MINNEAPOLIS – SunOpta, Inc. continued to invest in growing its capacity to produce plant-based beverages during its third quarter but was challenged by labor shortages and the ability to fully utilize its current capacity.
“Our strategies, priorities, deployment of capital, and expansion plans are all on point,” said Joseph D. Ennen, chief executive officer, during a Nov. 10 conference call to discuss quarterly results. “Demand was exceptionally strong, especially in areas like oat-base, oat milk, and fruit snacks, again underlying the alignment of our priorities and investments with the market dynamics.
“Second, we saw very strong demand in plant-based, especially in oat as oat revenue tripled versus prior year. Revenue was plus 16% versus prior year achieving our highest ever Q3 in plant based. And were it not for the raw material and labor challenges, we would have had growth in the low 20s percent. Sourcing incremental raw materials and incremental labor above plan proved challenging and disruptive to our operations.”
For the quarter ended Oct. 2, SunOpta sustained a loss of $3.8 million, which compared to the previous year when the company reported a loss of $2.8 million. Expenses related to the acquisitions of the Dream and WestSoy brands contributed to the loss, according to the company.
Sales for the quarter rose to $198.5 million from $191.7 million the year prior.
Sales for SunOpta’s Plant Based Foods and Beverages business unit were $114.9 million. Segment operating profit was $18.7 million.
“New customer/new business accounted for an impressive 34% of our plant-based growth with a significant portion attributable to our owned brands, Dream, WestSoy and Sown,” Mr. Ennen said. “Beyond our brands, we also signed a new two-year contract with a major foodservice customer to supply chai tea, and we extended our manufacturing agreement for another two years with an existing oat milk customer, which is one of the leading brands in retail oat milk.”

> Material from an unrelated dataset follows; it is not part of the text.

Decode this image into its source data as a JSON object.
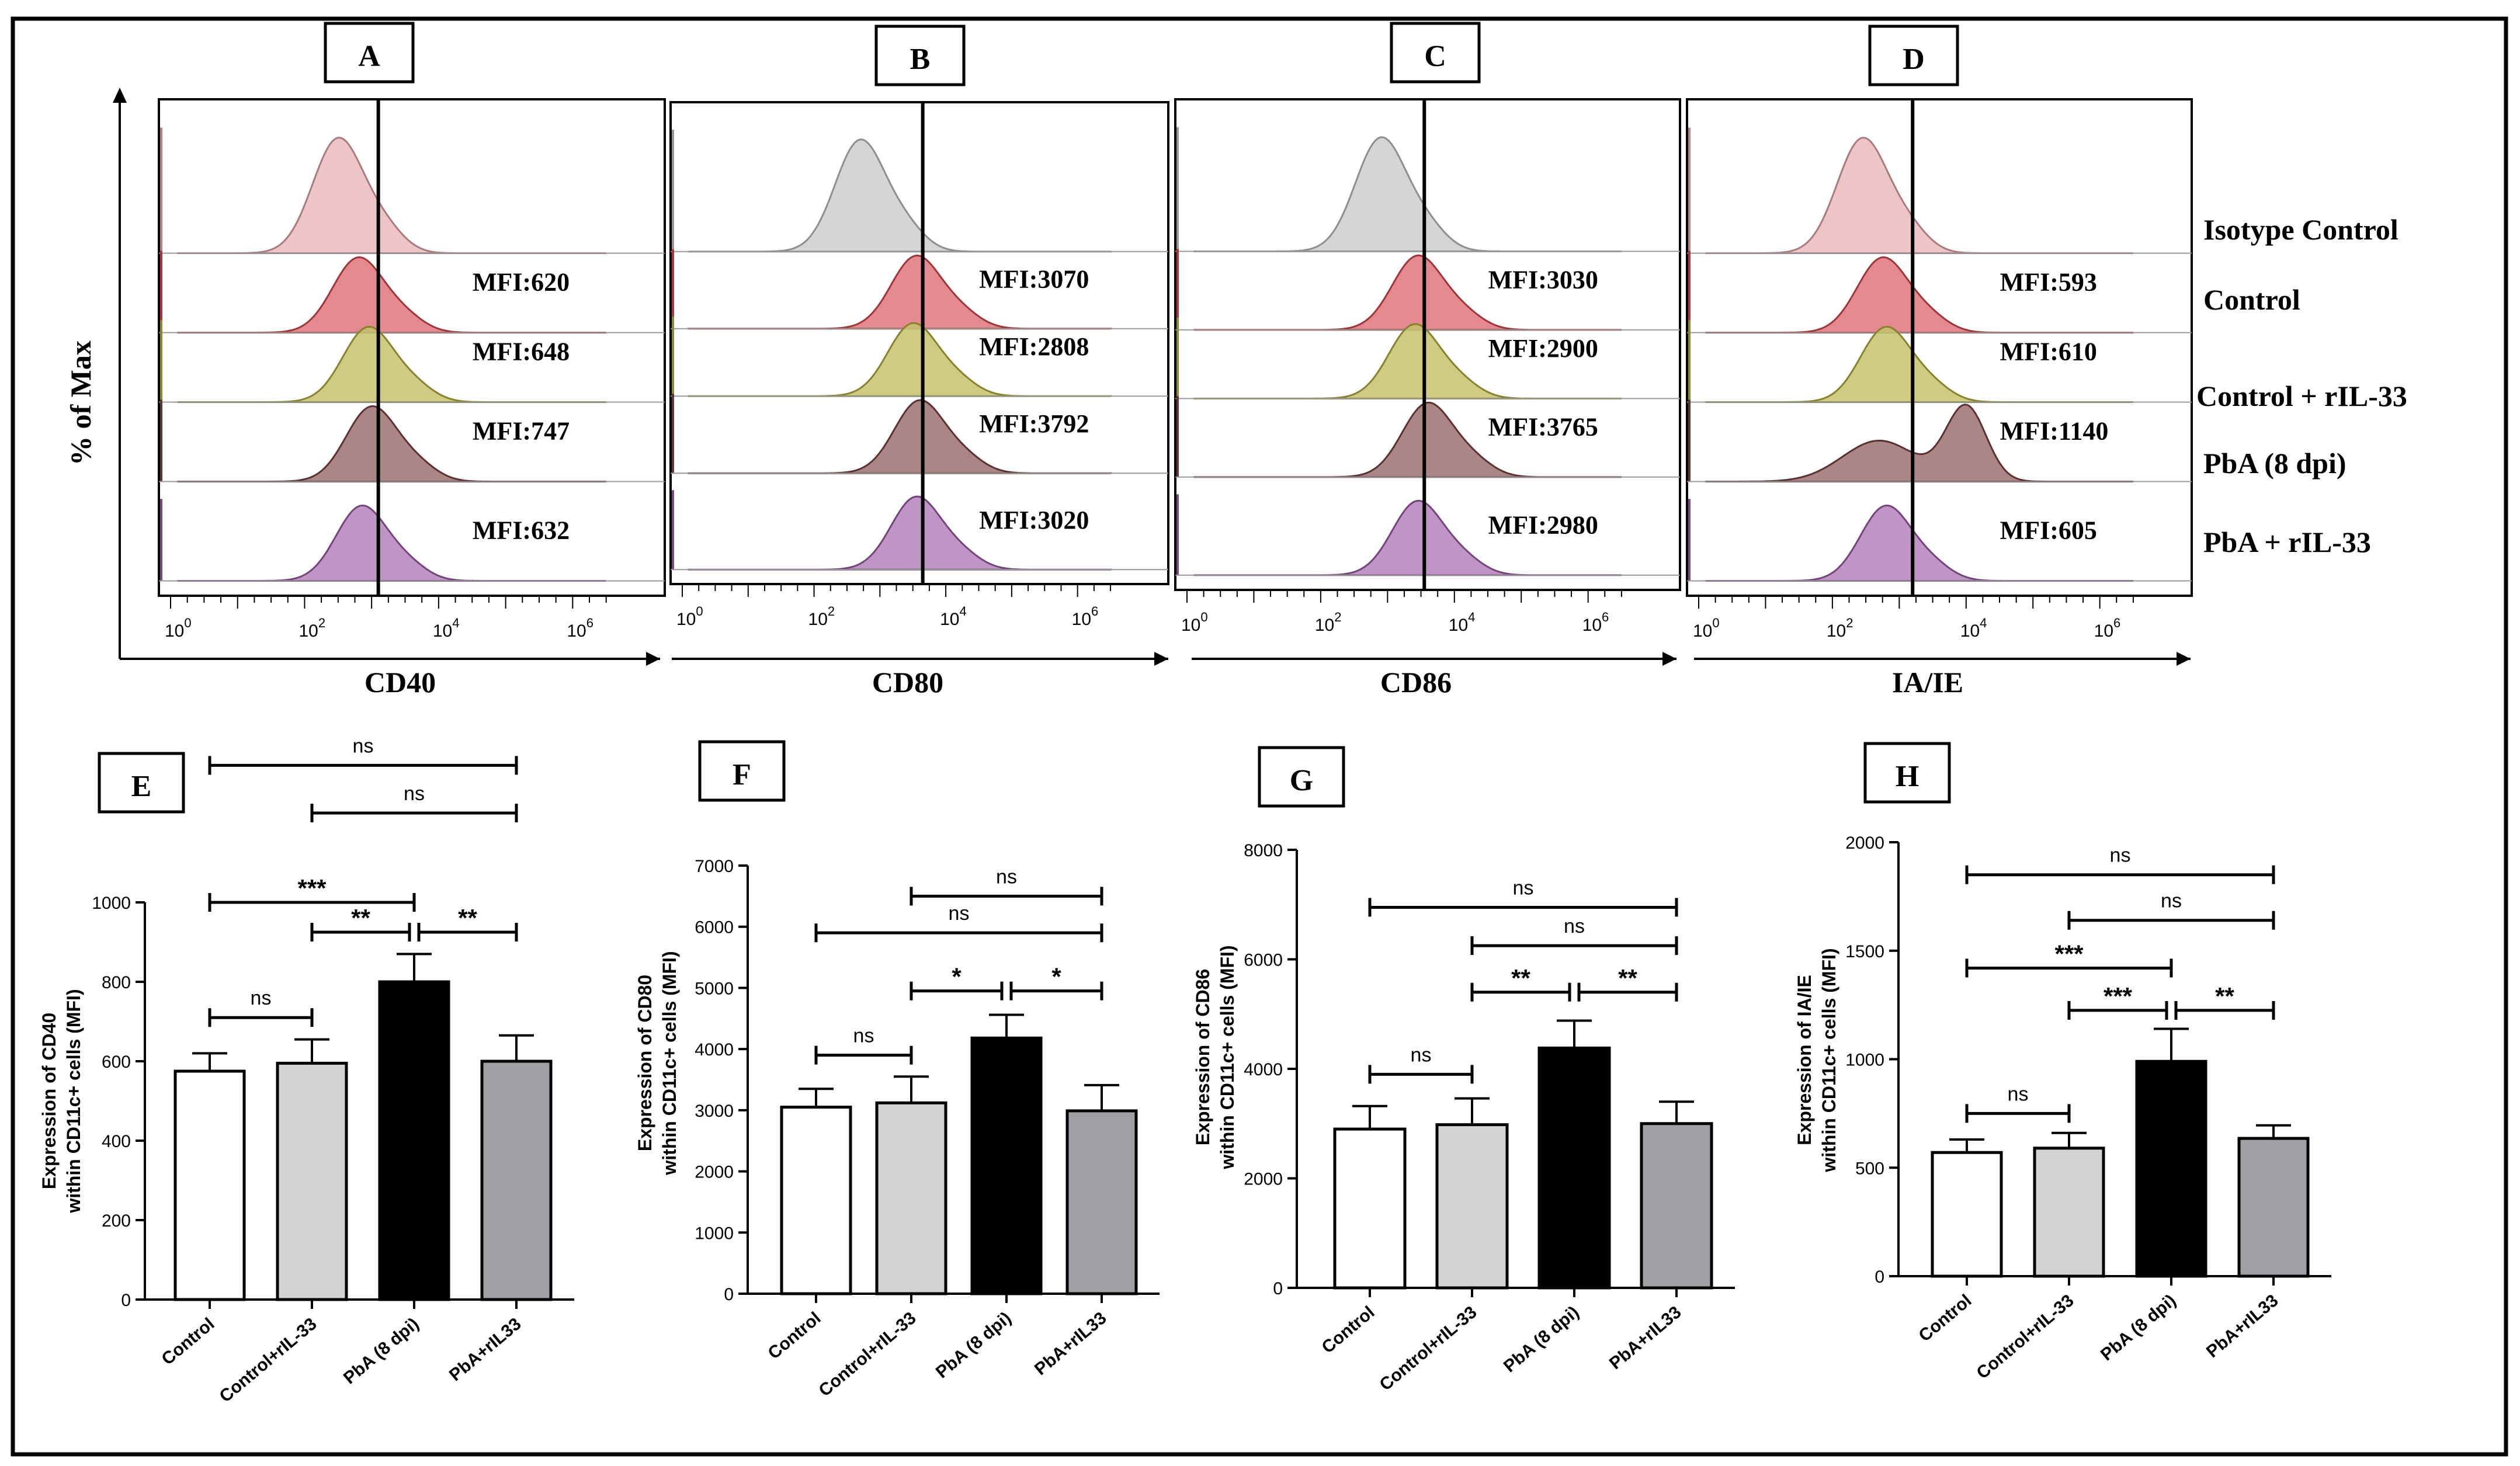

Expansion of the company’s Allentown, Pa., plant, which is used for aseptic beverage processing, will be completed this year, according to the company. A plant expansion in Modesto, Calif., and a new “mega-plant” in Texas also are expected to be operational in 2022.

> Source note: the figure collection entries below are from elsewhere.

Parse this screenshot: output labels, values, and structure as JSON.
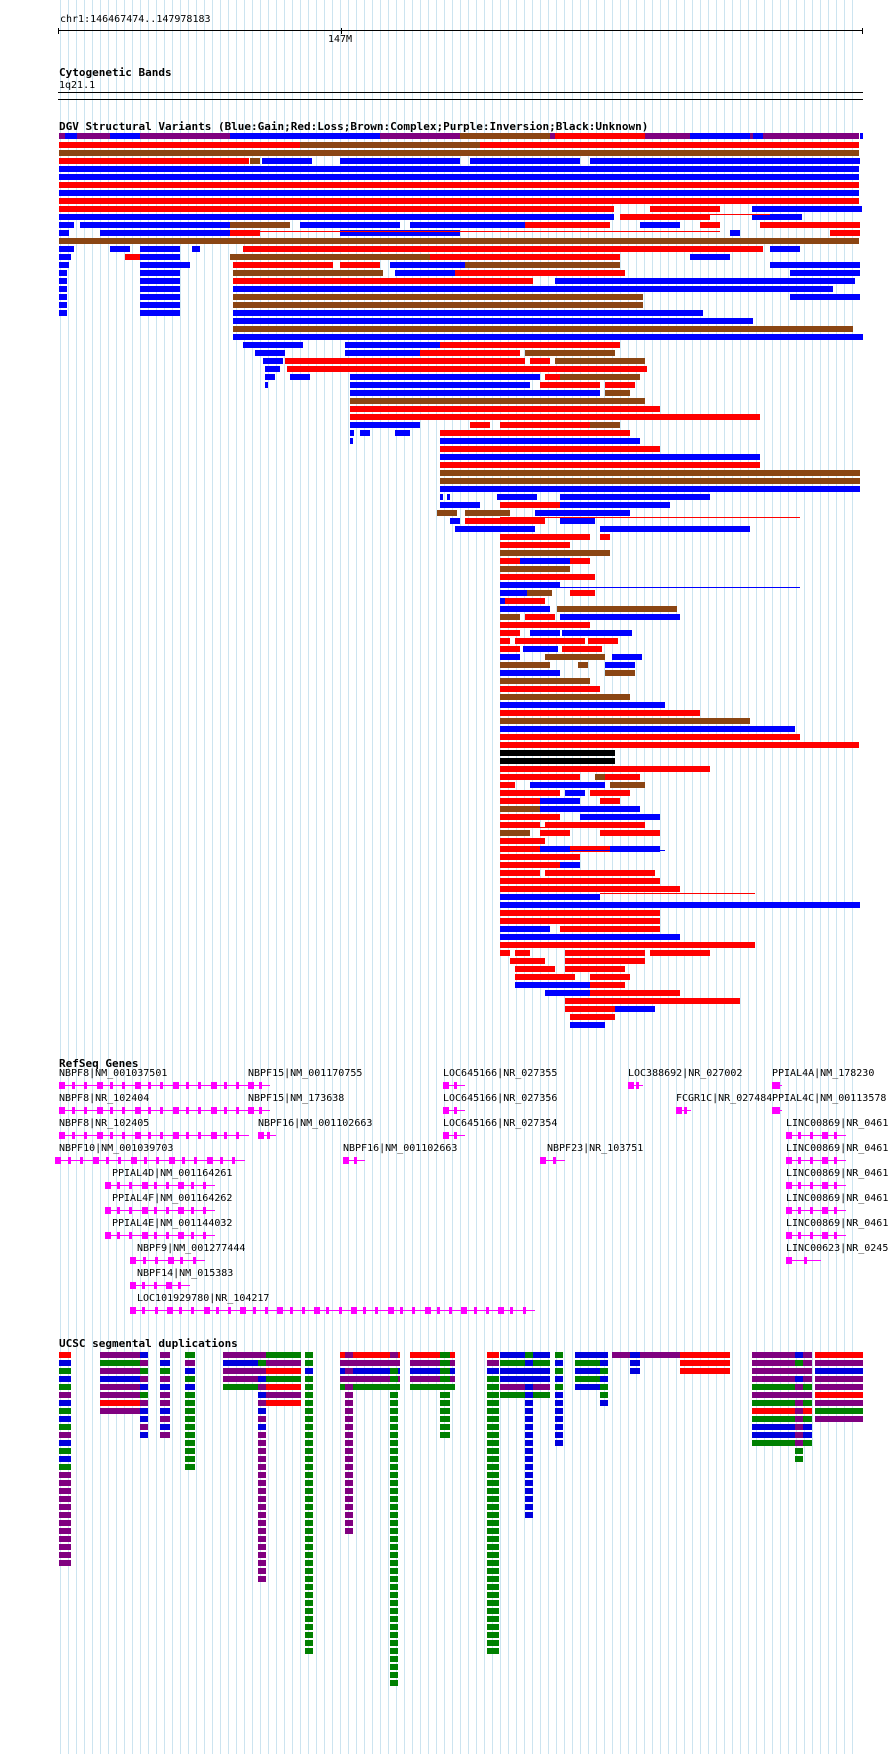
{
  "position_label": "chr1:146467474..147978183",
  "ruler_tick_label": "147M",
  "cytobands": {
    "title": "Cytogenetic Bands",
    "band": "1q21.1"
  },
  "dgv": {
    "title": "DGV Structural Variants (Blue:Gain;Red:Loss;Brown:Complex;Purple:Inversion;Black:Unknown)",
    "colors": {
      "gain": "#0000ff",
      "loss": "#ff0000",
      "complex": "#8b4513",
      "inversion": "#800080",
      "unknown": "#000000"
    }
  },
  "refseq": {
    "title": "RefSeq Genes",
    "color": "#ff00ff",
    "genes": [
      "NBPF8|NM_001037501",
      "NBPF8|NR_102404",
      "NBPF8|NR_102405",
      "NBPF10|NM_001039703",
      "PPIAL4D|NM_001164261",
      "PPIAL4F|NM_001164262",
      "PPIAL4E|NM_001144032",
      "NBPF9|NM_001277444",
      "NBPF14|NM_015383",
      "LOC101929780|NR_104217",
      "NBPF15|NM_001170755",
      "NBPF15|NM_173638",
      "NBPF16|NM_001102663",
      "NBPF16|NM_001102663",
      "LOC645166|NR_027355",
      "LOC645166|NR_027356",
      "LOC645166|NR_027354",
      "NBPF23|NR_103751",
      "LOC388692|NR_027002",
      "FCGR1C|NR_027484",
      "PPIAL4A|NM_178230",
      "PPIAL4C|NM_00113578",
      "LINC00869|NR_0461",
      "LINC00869|NR_0461",
      "LINC00869|NR_0461",
      "LINC00869|NR_0461",
      "LINC00869|NR_0461",
      "LINC00623|NR_0245"
    ]
  },
  "segdup": {
    "title": "UCSC segmental duplications",
    "colors": {
      "red": "#ff0000",
      "blue": "#0000dd",
      "green": "#008000",
      "purple": "#800080"
    }
  }
}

“Collectively, these initiatives combined with our investments in 2020 provide a doubling of our plant-based capacity, enabling significant growth as well as de-risking the supply chain through geographic diversification, improved redundancy, and network optimization,” Mr. Ennen said.
SunOpta’s Fruit-Based Foods and Beverages segment had sales of $83.6 million during the third quarter of 2021, a decrease of 9.7% compared to $92.6 million in the third quarter of 2020. Lower retail volumes in frozen fruit was the main reason for the revenue decline, with planned rationalization of SKUs and customers, according to the company.

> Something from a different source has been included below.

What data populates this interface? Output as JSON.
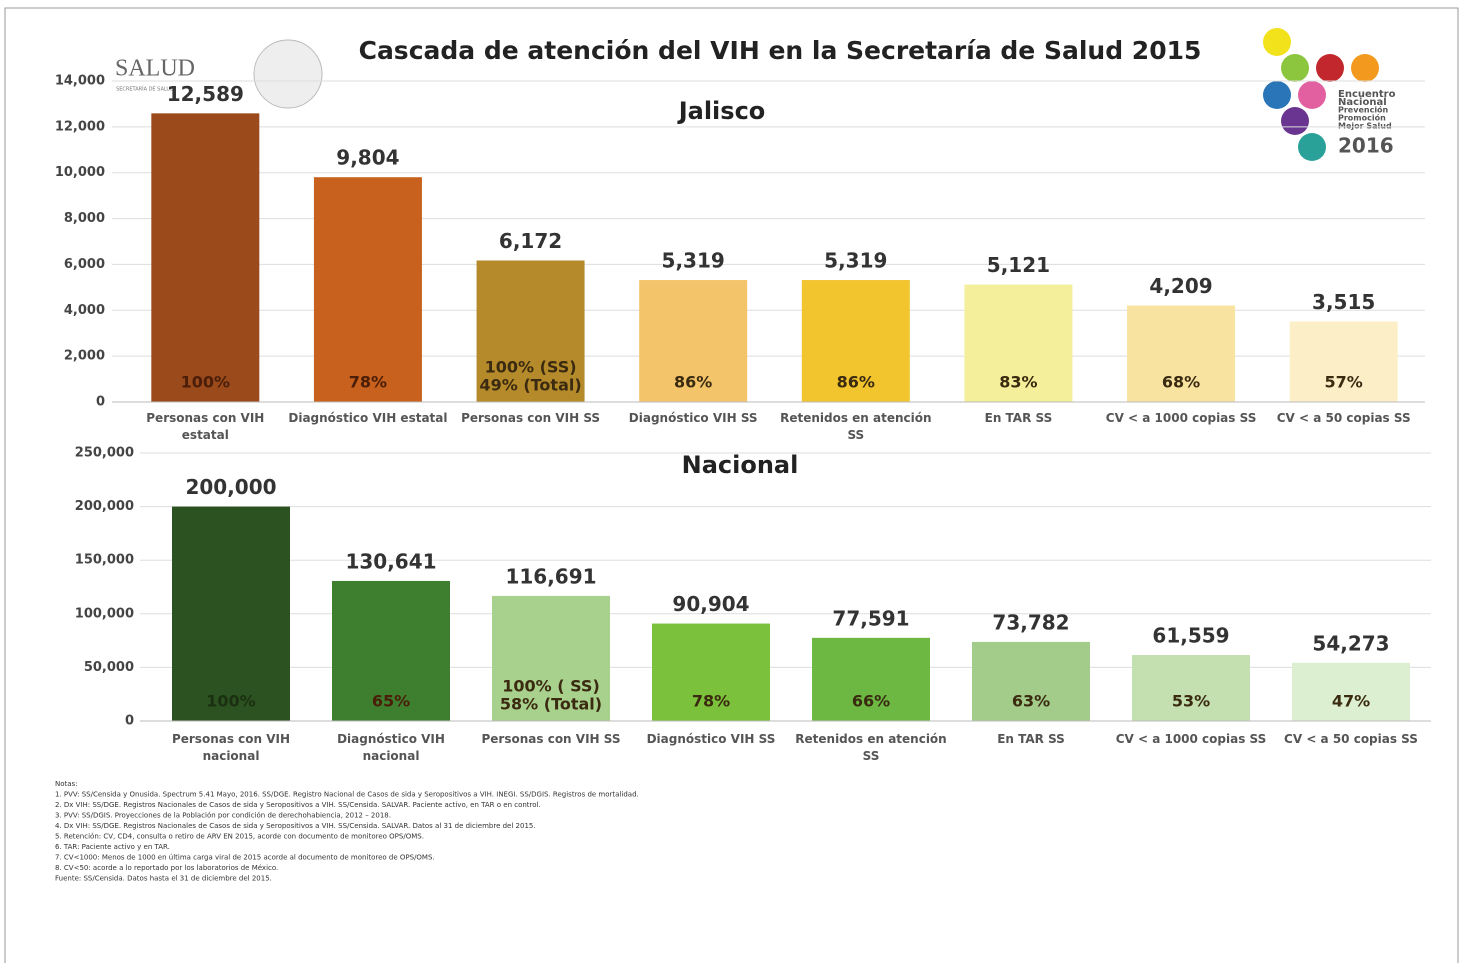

“Declines in frozen were partially offset by fruit snacks, which increased 21%, fueled by growth in both CPG co-man customers as well as retail private label customers,” Mr. Ennen said. “We are seeing very strong demand in fruit snacks across the board and consider this a growth engine for the future. In addition, we have successfully launched smoothie ball products, which will be marketed across co-manufacturing, private label, and our own branded platform.”